CVE-2026-27384: W3 Total Cache Unauthenticated RCE via eval() Code Injection

A public exploit has been released for CVE-2026-27384, a critical vulnerability in the W3 Total Cache WordPress plugin (versions prior to 2.9.2). This vulnerability allows unauthenticated attackers to execute arbitrary PHP code on the server. The vulnerability lies in the Dynamic Fragment Caching feature (mfunc/mclude system). The vulnerability is due to a combination of factors, including the lack of preg_quote() in sanitizing the W3TC_DYNAMIC_SECURITY token, an inconsistency between \s* and \s+ in regex matching, and missing token validation. An attacker can exploit this vulnerability by injecting malicious PHP code into a WordPress comment. The exploit was published on Sploitus and assigned a CVSS score of 9.8 (Critical).

Attack Chain

1. The attacker identifies a WordPress site running a vulnerable version of the W3 Total Cache plugin (versions prior to 2.9.2).
2. The attacker crafts a malicious WordPress comment containing PHP code within mfunc tags, designed to bypass the strip_dynamic_fragment_tags_from_string() function due to the space mismatch vulnerability (\s* vs \s+).
3. The attacker posts the crafted comment to a vulnerable page on the WordPress site.
4. The WordPress site saves the comment, including the malicious payload, to the database and caches the page.
5. A second HTTP request to the cached page triggers the W3 Total Cache plugin to process the cached content.
6. The _has_dynamic() function checks for the existence of the W3TC_DYNAMIC_SECURITY constant but lacks proper validation, allowing the payload to proceed.
7. The _parse_dynamic() function, due to the missing preg_quote() function, incorrectly parses the token, leading to code injection.
8. The _parse_dynamic_mfunc() function executes the injected PHP code using eval(), resulting in unauthenticated remote code execution.
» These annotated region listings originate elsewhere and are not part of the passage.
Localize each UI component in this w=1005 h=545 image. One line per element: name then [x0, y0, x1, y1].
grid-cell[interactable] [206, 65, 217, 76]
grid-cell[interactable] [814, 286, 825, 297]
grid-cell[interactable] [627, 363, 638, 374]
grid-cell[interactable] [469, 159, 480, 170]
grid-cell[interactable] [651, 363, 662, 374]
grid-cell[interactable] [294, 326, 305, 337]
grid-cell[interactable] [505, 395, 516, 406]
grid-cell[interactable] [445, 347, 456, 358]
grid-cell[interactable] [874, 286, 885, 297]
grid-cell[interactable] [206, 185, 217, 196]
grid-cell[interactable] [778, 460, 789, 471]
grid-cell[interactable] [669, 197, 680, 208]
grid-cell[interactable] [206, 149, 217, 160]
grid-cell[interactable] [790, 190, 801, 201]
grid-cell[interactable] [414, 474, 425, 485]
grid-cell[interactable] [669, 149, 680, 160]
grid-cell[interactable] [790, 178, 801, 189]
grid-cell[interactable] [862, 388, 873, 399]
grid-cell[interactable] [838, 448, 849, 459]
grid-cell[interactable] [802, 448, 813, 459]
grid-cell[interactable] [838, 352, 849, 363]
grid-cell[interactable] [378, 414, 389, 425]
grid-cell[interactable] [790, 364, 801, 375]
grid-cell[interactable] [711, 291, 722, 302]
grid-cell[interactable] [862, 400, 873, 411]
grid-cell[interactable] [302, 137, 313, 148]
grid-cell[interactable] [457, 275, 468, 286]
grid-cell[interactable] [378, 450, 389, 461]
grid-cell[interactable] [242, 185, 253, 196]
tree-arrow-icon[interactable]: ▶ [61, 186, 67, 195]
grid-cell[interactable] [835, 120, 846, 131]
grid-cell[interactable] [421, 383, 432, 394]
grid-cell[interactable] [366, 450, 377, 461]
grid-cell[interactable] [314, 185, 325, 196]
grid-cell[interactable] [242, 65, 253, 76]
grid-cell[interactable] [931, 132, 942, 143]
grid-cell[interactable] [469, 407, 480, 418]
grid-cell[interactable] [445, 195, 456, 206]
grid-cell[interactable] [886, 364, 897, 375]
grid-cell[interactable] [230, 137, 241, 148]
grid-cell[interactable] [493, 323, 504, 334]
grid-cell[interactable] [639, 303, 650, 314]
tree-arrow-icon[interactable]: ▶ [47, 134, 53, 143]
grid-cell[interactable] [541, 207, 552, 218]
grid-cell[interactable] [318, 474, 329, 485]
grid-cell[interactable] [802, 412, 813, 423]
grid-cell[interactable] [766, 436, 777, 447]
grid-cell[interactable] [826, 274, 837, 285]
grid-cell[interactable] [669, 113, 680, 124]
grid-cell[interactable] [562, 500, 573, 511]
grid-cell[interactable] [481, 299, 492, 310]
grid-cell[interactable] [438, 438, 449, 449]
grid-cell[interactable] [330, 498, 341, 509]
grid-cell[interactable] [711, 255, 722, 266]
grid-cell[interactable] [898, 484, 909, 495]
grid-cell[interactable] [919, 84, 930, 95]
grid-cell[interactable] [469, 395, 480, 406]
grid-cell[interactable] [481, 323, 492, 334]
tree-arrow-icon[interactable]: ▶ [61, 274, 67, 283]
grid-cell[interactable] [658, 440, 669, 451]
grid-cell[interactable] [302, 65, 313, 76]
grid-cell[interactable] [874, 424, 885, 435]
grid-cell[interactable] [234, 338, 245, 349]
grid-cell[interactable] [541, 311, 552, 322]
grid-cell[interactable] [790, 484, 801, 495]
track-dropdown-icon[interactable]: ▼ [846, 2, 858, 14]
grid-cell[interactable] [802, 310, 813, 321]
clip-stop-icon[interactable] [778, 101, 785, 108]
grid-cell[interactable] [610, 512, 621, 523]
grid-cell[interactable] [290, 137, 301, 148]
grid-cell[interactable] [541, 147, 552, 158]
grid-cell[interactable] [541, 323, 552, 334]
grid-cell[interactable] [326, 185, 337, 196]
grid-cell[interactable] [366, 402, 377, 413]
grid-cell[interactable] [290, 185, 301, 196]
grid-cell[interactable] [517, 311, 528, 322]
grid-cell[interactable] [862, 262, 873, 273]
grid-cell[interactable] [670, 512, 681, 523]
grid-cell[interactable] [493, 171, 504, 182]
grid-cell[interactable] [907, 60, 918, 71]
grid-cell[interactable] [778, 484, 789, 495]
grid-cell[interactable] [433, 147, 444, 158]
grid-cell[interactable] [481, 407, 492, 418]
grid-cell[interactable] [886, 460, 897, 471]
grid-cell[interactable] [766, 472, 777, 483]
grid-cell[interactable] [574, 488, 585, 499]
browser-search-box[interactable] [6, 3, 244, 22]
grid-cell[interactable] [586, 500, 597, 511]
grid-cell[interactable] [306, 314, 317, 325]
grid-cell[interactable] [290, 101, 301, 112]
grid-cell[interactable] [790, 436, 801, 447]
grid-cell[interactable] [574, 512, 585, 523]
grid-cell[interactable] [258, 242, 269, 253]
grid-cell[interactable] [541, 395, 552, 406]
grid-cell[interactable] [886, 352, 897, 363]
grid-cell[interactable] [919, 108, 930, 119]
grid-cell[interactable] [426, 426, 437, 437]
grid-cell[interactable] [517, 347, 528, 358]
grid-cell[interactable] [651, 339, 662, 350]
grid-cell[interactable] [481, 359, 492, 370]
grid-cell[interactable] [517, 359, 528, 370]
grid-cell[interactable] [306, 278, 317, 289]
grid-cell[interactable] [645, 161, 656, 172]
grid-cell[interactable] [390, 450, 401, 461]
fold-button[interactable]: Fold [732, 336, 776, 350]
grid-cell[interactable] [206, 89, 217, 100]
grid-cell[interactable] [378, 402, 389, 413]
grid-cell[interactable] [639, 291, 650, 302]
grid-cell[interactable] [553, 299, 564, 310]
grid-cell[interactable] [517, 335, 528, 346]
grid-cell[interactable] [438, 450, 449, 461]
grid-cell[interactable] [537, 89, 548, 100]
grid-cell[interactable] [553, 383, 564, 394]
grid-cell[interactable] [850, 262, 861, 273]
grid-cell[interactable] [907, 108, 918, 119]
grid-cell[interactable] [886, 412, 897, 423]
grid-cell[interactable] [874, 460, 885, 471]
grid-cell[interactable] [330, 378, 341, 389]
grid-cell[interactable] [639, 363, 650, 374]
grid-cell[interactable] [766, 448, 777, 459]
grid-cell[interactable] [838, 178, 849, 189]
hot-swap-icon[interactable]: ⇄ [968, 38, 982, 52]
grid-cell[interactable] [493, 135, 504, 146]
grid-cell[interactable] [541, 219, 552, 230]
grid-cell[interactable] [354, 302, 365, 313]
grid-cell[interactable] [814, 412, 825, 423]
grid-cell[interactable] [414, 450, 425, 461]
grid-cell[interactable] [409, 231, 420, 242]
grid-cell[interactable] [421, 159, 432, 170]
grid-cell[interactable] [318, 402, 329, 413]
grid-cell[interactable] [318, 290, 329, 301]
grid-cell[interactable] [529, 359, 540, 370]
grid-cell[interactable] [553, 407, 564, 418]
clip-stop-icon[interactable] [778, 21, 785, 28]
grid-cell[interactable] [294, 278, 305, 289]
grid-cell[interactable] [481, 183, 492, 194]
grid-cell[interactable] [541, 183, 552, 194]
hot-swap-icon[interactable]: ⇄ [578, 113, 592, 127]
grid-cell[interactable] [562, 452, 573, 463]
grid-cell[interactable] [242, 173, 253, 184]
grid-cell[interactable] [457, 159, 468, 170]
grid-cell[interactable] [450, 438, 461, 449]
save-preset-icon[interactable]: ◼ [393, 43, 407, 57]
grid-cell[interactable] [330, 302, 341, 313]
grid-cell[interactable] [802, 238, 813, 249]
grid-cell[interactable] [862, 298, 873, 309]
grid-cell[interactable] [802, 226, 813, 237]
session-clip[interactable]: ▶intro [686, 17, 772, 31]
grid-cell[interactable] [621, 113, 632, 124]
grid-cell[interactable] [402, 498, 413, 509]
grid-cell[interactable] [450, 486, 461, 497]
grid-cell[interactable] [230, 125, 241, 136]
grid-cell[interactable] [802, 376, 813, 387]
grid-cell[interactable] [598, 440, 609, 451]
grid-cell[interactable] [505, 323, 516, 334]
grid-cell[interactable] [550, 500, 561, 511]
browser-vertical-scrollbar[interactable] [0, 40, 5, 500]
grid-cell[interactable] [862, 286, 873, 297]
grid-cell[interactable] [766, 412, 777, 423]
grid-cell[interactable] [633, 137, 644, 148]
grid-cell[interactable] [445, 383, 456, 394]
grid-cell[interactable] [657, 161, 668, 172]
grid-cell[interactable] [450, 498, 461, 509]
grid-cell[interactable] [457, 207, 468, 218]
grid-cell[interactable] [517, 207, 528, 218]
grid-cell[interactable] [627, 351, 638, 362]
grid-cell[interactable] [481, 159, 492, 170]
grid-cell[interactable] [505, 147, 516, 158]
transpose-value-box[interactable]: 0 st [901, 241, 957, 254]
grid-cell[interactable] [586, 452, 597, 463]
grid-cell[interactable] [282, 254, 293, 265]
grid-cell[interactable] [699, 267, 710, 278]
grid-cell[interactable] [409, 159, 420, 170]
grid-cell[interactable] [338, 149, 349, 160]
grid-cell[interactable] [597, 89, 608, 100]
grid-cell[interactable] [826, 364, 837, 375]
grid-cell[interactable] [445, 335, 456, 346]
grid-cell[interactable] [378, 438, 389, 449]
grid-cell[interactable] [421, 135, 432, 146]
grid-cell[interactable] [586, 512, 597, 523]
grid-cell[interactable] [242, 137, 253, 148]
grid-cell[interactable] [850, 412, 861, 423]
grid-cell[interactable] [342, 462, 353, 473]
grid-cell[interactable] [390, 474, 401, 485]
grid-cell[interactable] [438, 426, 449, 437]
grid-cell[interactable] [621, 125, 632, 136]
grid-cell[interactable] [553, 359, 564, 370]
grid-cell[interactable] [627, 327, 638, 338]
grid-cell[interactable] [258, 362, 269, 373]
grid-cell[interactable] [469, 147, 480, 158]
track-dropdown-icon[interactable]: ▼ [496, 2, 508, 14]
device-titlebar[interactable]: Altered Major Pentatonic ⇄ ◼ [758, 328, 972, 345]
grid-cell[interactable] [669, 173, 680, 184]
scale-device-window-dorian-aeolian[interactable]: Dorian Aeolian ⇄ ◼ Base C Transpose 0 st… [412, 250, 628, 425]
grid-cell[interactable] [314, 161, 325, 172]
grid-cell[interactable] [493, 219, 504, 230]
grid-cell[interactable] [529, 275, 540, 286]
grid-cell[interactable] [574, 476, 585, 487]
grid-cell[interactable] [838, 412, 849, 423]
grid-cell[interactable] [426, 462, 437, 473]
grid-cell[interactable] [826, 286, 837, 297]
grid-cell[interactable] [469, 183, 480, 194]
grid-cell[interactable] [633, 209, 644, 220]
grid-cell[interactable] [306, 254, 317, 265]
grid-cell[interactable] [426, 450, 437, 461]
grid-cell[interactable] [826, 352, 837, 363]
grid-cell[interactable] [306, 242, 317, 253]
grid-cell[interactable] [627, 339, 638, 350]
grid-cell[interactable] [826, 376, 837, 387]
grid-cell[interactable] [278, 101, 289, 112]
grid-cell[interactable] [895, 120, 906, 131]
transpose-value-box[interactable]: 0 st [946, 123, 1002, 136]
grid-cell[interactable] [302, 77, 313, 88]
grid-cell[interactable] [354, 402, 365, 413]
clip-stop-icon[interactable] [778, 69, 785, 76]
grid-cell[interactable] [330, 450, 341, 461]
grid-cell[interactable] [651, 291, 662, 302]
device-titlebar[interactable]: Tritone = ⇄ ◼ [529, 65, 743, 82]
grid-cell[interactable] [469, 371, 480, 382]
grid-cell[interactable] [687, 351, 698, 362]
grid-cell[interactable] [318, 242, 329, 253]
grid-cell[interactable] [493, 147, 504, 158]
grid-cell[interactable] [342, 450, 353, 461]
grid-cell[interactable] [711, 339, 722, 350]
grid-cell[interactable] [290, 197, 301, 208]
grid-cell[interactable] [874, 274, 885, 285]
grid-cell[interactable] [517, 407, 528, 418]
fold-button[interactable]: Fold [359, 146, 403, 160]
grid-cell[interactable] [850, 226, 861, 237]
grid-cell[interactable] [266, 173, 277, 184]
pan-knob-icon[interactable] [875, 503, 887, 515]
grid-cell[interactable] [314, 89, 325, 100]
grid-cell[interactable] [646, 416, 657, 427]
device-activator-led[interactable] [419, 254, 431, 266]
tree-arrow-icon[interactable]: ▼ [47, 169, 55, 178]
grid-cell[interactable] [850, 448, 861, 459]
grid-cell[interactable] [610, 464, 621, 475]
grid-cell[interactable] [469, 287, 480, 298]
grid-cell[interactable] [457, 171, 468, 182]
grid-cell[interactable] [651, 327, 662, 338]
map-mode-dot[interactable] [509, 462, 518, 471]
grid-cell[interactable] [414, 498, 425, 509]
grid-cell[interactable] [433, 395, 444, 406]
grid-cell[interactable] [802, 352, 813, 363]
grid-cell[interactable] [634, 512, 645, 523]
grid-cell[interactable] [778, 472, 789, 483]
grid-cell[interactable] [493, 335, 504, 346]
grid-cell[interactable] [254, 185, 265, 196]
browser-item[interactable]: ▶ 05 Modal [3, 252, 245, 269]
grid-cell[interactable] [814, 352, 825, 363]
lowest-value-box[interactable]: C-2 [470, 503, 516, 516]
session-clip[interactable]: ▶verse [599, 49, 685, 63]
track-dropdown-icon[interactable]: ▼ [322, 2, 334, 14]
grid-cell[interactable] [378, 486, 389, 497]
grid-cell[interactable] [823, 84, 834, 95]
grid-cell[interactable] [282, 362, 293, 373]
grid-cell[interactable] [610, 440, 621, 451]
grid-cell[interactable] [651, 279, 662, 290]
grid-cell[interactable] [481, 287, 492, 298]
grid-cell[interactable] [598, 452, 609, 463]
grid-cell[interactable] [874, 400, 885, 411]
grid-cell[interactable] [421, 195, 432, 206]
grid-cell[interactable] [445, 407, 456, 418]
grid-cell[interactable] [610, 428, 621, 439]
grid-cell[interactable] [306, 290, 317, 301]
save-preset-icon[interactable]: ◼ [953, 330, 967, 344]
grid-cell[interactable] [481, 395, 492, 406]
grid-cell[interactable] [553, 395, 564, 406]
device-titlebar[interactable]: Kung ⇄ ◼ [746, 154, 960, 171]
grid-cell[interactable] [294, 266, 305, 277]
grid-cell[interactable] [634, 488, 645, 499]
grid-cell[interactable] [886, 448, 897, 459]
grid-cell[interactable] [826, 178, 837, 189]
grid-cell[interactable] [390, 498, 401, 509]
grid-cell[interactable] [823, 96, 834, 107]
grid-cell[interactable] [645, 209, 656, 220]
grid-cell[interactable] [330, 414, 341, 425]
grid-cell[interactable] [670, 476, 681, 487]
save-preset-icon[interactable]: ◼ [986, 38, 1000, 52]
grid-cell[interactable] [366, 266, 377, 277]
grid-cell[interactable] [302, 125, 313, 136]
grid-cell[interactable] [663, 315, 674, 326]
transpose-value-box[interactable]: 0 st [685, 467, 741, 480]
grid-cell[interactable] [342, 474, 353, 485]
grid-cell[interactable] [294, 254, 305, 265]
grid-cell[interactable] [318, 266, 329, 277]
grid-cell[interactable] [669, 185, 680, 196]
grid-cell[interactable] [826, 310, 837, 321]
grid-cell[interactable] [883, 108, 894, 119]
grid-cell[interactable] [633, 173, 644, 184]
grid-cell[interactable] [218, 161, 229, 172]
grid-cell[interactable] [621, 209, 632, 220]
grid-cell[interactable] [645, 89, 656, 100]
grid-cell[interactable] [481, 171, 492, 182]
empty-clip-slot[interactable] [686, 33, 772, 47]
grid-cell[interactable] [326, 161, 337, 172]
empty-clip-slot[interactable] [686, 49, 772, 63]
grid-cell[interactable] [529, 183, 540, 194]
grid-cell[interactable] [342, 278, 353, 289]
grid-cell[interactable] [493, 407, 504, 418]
The attacker can then perform actions such as gaining shell access, reading sensitive files, and compromising the server.

Impact

Successful exploitation of CVE-2026-27384 allows an unauthenticated attacker to execute arbitrary PHP code on the affected server with the privileges of the web server user. This can lead to full server compromise, unauthorized access to the WordPress database and files, installation of a web shell for persistent access, and potential pivoting to internal networks. Since it is an unauthenticated vulnerability, any visitor can post a comment that injects malicious PHP code.

Recommendation

• Upgrade the W3 Total Cache plugin to version 2.9.2 or later to patch CVE-2026-27384.
• If upgrading is not immediately possible, define a strong, alphanumeric W3TC_DYNAMIC_SECURITY token in the wp-config.php file as a temporary mitigation.
• Monitor web server logs for suspicious POST requests to comment submission endpoints (/wp-comments-post.php, /wp-json/wp/v2/comments) with payloads containing mfunc and shell_exec, as detailed in the attack chain (enable webserver logging to activate related rules).